А бежать надо прямо сейчас. Я же говорю — гайки закручиваются, мы и так живем озираясь. А дальше будет только хуже. Я вас и собрал, чтобы объяснить это со всей очевидностью. Я не буду принимать решение сам. Но если вы откажетесь, уходить буду один. Осталось мне немного, так хоть помру по-человечески.
— Вы думаете, там по тропинкам…
— Разумеется! Найти проводника, и через горы. Два-три дня пути — и мы в Персии.

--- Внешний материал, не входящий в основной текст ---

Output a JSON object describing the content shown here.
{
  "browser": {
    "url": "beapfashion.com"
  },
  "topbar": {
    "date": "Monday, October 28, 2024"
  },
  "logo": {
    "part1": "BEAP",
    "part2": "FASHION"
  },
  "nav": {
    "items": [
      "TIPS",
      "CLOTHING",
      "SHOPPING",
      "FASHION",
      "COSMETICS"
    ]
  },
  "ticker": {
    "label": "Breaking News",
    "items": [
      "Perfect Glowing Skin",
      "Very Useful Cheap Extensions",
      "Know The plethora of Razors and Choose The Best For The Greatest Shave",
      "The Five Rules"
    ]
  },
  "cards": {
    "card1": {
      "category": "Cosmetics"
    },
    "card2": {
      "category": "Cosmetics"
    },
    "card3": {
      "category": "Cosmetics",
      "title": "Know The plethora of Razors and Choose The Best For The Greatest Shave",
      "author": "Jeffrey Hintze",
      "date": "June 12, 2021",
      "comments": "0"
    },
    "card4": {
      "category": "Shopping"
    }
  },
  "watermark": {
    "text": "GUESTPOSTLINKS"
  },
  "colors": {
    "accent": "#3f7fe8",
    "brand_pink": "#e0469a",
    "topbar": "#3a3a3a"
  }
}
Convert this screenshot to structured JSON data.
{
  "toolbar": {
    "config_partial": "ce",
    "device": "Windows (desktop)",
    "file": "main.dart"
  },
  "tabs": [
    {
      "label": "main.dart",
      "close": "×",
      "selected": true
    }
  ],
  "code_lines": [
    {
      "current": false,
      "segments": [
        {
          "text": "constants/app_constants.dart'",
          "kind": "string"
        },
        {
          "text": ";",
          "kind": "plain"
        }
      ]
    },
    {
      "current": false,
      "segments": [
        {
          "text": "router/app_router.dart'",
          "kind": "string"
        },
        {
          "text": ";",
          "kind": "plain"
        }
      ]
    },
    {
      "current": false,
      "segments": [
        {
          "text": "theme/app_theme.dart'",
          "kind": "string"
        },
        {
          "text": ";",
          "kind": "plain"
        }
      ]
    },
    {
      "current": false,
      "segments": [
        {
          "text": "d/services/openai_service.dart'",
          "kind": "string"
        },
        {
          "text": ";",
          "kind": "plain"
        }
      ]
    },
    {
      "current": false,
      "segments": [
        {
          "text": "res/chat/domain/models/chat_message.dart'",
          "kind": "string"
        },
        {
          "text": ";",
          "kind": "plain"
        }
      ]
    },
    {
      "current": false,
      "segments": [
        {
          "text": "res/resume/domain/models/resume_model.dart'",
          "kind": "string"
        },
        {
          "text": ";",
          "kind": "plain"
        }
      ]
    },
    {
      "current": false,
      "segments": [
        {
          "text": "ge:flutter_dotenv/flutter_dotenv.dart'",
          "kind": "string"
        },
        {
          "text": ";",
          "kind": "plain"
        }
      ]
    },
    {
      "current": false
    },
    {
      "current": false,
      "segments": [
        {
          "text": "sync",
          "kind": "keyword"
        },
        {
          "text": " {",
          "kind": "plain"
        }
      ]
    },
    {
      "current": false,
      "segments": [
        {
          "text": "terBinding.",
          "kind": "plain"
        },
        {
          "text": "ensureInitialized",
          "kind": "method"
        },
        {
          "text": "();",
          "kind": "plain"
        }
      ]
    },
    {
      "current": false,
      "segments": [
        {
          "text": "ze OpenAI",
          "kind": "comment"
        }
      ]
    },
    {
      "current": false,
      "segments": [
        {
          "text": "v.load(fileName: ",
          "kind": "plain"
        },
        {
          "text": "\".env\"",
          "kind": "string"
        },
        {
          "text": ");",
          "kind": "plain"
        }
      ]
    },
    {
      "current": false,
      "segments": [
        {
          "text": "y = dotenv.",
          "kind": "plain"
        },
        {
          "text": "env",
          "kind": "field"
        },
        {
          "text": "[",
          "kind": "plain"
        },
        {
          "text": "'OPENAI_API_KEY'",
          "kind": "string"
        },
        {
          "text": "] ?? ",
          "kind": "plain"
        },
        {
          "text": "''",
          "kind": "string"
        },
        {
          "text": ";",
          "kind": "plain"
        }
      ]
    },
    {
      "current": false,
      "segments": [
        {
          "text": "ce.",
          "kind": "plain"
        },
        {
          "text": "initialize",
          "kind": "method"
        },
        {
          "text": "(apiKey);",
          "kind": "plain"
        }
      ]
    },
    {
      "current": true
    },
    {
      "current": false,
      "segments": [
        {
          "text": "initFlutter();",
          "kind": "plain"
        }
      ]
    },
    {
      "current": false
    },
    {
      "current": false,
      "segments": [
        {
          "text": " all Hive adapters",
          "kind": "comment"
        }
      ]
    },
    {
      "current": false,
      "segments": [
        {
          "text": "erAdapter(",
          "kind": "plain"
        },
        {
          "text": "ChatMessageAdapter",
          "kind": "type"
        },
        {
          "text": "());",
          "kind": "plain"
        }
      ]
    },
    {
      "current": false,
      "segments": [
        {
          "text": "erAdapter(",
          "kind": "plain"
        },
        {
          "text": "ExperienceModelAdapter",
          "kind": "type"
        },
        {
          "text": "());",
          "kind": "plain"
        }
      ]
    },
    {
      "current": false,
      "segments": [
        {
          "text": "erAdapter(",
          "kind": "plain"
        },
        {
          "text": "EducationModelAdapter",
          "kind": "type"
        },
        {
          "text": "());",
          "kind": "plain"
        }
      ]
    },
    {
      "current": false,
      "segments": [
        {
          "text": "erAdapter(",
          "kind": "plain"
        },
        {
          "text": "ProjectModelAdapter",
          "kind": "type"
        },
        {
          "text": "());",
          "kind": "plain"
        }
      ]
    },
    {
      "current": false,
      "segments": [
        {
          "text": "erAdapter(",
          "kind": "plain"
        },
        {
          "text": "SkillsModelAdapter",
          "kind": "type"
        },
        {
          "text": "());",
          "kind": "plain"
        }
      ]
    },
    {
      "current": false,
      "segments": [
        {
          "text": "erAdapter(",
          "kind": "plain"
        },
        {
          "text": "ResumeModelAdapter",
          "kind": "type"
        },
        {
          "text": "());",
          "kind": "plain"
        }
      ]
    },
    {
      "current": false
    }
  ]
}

— Знаете, о чем я сейчас подумал? — обвел всех глазами Василий Игнатьевич. — Может быть, это по-ребячески, но если бы Соломоново кольцо было при нас, проблемы ведь решались бы мгновенно!
— Будь при мне кольцо десять… нет, двенадцать лет назад, уверяю вас — никакой красной сволочи у власти бы в помине не было! И уж, конечно, машины эти поганые по улицам бы не ездили! — кратко и четко произнес Игнатий Николаевич.
— Если бы двенадцать лет назад… А если бы — пять лет назад?
— А я не знаю, какие у кольца возможности… Если с ним можно в другое время уйти, может быть, с ним можно и уже бывшее не бывшим сделать.
Игнатий Николаевич сказал это тихо, спокойно и с колоссальной убежденностью.
— Если сам Господь не поворачивает время вспять, то, получается, ты хочешь быть сильнее Бога, папа?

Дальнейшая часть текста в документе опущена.